- Film poster by Reynold Brown
- Directed by: George Marshall
- Screenplay by: Sam Rolfe
- Based on: Heck Allen (as Will Henry)
- Produced by: Robert Arthur
- Starring: Jeff Chandler Dorothy Malone Ward Bond
- Cinematography: Harold Lipstein
- Edited by: Milton Carruth
- Music by: William Lava Heinz Roemheld
- Color process: Technicolor
- Production company: Universal Pictures
- Distributed by: Universal Pictures
- Release date: October 12, 1956 (New York City);
- Running time: 95 minutes
- Country: United States
- Language: English
- Box office: $1.5 million (US)

= Pillars of the Sky =

1956 American film

Pillars of the Sky is a 1956 American CinemaScope Western film directed by George Marshall and starring Jeff Chandler, Dorothy Malone and Ward Bond. It was produced and distributed by Universal Pictures.

==Plot==
Oregon Country 1868: Indians of many tribes trust Sgt. Emmett Bell, who rides into Dr. Joseph Holden's mission with his Indian scouts. However, troop and weapon movements by new U.S. Cavalry commanding officer Col. Steadlow have endangered the peace and angered the chiefs, in particular one called Kamiakin. An outraged Bell tries to appeal to Steadlow as well as Capt. Tom Gaxton, whose wife Calla was once in love with him. Calla and another woman are taken captive but are rescued by Bell, rekindling his and Calla's romance.

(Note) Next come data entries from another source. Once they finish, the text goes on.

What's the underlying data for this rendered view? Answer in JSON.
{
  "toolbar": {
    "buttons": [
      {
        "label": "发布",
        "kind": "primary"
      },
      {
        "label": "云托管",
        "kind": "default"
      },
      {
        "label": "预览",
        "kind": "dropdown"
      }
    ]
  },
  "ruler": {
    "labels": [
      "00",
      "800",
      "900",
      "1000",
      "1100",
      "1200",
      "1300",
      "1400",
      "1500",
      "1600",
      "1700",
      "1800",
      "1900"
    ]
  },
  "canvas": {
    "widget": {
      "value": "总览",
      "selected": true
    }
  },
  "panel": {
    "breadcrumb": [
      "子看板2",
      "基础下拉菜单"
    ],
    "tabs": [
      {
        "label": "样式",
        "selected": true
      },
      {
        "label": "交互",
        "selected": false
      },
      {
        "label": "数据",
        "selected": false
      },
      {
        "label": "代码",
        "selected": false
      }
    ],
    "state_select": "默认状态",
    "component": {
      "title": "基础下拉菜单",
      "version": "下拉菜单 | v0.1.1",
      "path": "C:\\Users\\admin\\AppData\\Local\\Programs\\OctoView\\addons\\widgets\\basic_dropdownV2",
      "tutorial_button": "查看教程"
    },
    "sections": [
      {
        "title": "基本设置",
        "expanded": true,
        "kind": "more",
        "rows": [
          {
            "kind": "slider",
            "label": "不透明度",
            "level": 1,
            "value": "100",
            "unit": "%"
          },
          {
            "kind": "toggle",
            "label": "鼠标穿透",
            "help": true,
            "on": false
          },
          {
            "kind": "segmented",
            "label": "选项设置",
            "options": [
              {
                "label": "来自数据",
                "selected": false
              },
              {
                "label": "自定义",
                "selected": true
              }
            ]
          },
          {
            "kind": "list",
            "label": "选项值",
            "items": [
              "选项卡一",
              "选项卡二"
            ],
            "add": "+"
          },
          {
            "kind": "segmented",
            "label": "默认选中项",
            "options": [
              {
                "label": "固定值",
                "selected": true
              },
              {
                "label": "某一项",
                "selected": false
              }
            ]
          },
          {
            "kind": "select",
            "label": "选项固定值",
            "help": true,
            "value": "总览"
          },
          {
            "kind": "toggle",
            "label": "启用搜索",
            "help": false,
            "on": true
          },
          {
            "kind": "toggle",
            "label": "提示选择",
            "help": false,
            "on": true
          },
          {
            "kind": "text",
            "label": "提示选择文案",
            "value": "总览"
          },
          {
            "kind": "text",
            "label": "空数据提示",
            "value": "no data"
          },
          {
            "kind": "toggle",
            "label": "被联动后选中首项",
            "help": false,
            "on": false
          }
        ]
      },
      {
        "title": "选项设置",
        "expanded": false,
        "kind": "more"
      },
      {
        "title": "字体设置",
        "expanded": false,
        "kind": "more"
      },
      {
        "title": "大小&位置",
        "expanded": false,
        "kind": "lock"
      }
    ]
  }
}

The Indians ambush a large cavalry patrol and, after a fierce fight – with extensive dead and wounded on both sides – the surviving soldiers break through the Indians and manage to escape to Holden's mission, using it as a fortification against an expected attack. Appeals for a truce go in vain. However, a particularly bloodthirsty act by Kamiakin results in his being killed by one of his own, whereupon Bell and the chiefs agree to do whatever is necessary to restore the peace.

==Cast==

- Jeff Chandler as First Sergeant Emmett Bell
- Dorothy Malone as Calla Gaxton
- Ward Bond as Doctor Joseph Holden
- Keith Andes as Captain Tom Gaxton
- Lee Marvin as Sergeant Lloyd Carracart
- Sydney Chaplin as Timothy
- Willis Bouchey as Colonel Edson Stedlow
- Michael Ansara as Kamiakin
- Olive Carey as Mrs. Anne Avery
- Charles Horvath as Sergeant Dutch Williams
- Orlando Rodriguez as Malachi
- Glen Kramer as Lieutenant Winston
- Floyd Simmons as Lieutenant Hammond
- Pat Hogan as Jacob
- Felix Noriego as Lucas
- Paul Smith as Morgan
- Martin Milner as Waco
- Robert Ellis as Albie
- Ralph Votrian as Music (as Ralph J Votrian)
- Walter Coy as Major Donahue
- Alberto Morin as Sgt. Major Frenchy Desmonde
- Richard Hale as Isaiah
- Frank Kova as Zachariah (as Frank de Kova)
- Terry Wilson as Captain Fanning
- Philip Kieffer as Major Randall
- Gilbert Conner as Elijah

==Production==
The film was partly shot on location in Oregon over six weeks. At one stage it was announced the film was going to be directed by John Ford and star John Wayne.

Filming started August 1955.

==Evaluation in film guides==
Leonard Maltin's Movie Guide gives Pillars of the Sky 2½ stars (out of 4) in a one-sentence write-up which states that "Chandler is apt as swaggering army officer...", with Steven H. Scheuer's Movies on TV also arriving at the 2½ stars (out of 4) rating, deciding that "Western fans will buy this tale of a no-account, hard-drinking, woman-chasing Sgt. who finally sees the error of his ways..."

The Motion Picture Guide makes it unanimous (among the three cited sources), with its 2½-star (out of 5) description of the production as "a relatively satisfying cowboys and Indians film starring Chandler as a cavalry scout who is literally a voice in the wilderness..." and, in conclusion, adds, "[G]ood cast. The outdoor location shooting was done in Oregon".